Preliminary study: Open Access.
“KATP channels are important for glucose-dependent increases in amyloid-β and Alzheimer’s disease-related pathology.” Shannon Macaulay, et al JCI Insight
KATP channels are important for glucose-dependent increases in amyloid-β and Alzheimer’s disease-related pathology.
Elevated blood glucose levels, or hyperglycemia, may increase brain activation and amyloid-β (Aβ) release, providing a mechanistic link between type 2 diabetes and Alzheimer’s disease (AD).
Because the cellular mechanisms that regulate this relationship are not well understood, we investigated whether it is ATP-sensitive potassium (K).ATP) channels, which couple changes in energy supply to cellular excitability, play a role in AD pathogenesis.
First, we show K.ATP Channel subunits Kir6.2/KCNJ11 and SUR1/ABCC8 They are expressed in excitatory and inhibitory neurons and cortical expression in the human brain. KCNJ11 And ABCC8 Altered AD pathology in humans and mice.
Next, we examined neuronal K deletion.ATP Channel activity disrupts the relationship between metabolism, sensitivity, and Aβ pathology in a novel mouse model of cerebral amyloidosis and neuronal K.ATP Channel removal (ie, amyloid precursor protein [APP]/PS1 kir6.2–/– mouse).

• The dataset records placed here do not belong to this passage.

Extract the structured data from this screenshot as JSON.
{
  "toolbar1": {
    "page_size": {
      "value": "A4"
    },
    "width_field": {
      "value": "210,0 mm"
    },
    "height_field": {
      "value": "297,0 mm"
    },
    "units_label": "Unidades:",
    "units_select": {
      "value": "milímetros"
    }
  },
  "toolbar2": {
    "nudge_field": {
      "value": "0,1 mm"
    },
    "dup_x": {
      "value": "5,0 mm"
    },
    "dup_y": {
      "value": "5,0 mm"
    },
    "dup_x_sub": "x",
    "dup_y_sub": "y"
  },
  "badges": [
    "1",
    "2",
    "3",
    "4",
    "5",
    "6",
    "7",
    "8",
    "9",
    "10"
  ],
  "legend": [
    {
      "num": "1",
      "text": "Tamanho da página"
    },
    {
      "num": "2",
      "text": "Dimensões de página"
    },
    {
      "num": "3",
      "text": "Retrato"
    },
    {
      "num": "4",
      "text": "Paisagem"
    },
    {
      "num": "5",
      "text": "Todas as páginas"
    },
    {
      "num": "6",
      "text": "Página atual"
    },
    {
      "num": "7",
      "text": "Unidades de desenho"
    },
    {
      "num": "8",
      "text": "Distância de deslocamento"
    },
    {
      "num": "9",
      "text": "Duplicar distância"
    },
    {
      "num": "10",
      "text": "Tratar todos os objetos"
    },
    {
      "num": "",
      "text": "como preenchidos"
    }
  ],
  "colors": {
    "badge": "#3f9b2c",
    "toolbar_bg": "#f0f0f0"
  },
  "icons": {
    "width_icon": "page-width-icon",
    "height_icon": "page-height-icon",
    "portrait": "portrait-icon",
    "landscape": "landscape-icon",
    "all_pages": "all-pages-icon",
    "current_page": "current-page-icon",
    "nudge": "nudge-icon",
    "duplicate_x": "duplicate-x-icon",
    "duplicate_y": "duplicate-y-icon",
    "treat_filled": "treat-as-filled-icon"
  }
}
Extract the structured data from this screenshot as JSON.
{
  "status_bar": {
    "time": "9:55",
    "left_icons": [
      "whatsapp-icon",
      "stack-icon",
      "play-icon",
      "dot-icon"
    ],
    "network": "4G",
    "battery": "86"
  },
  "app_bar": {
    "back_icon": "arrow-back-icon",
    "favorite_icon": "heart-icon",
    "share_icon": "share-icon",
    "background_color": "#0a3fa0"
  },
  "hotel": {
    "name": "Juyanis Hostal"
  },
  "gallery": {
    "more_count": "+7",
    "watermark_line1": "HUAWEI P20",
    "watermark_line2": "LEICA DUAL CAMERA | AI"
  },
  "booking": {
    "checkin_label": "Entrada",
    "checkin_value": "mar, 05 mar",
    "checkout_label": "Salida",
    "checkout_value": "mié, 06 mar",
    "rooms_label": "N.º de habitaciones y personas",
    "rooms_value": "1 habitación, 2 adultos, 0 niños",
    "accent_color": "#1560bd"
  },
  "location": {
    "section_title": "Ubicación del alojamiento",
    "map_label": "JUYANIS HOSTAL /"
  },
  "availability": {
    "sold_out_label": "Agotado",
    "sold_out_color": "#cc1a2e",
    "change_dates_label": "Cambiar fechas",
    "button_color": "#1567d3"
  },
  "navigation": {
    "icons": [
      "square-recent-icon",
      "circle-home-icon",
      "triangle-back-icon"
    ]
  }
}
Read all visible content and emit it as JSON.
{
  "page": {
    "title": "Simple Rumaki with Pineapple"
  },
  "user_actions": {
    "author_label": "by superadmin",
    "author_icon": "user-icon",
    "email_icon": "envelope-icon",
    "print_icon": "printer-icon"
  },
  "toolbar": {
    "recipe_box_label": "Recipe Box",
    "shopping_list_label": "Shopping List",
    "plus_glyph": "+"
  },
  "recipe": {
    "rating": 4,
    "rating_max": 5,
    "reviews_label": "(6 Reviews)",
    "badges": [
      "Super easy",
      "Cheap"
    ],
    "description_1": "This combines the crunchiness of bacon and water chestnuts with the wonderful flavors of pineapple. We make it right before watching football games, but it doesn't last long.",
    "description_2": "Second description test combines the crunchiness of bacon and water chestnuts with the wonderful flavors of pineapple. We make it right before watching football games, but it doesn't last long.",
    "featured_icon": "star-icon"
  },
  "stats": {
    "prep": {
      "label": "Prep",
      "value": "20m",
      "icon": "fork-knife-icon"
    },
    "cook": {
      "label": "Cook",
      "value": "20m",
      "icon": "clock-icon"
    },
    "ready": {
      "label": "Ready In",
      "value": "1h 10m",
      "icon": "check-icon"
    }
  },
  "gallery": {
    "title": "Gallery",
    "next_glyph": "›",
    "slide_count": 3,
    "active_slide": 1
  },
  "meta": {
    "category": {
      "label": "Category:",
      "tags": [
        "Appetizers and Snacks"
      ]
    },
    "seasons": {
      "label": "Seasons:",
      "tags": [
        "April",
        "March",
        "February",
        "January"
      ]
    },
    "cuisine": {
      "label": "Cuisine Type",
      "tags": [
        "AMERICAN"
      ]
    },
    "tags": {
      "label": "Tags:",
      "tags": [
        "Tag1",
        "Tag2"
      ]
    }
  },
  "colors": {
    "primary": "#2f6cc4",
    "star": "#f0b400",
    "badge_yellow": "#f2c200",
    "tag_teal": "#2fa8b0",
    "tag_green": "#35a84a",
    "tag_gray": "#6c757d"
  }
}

Using both acute and chronic paradigms, we show that Kir6.2-K.ATP channels are metabolic sensors that regulate hyperglycemia-dependent interstitial fluid levels of Aβ, amyloidogenic processing of APP, and amyloid plaque formation.
These studies identify a new role for Kir6.2-K.ATP channels in AD and suggest pharmacological manipulation of Kir6.2-kATP channels hold therapeutic promise in reducing Aβ pathology in patients with diabetes or prediabetes.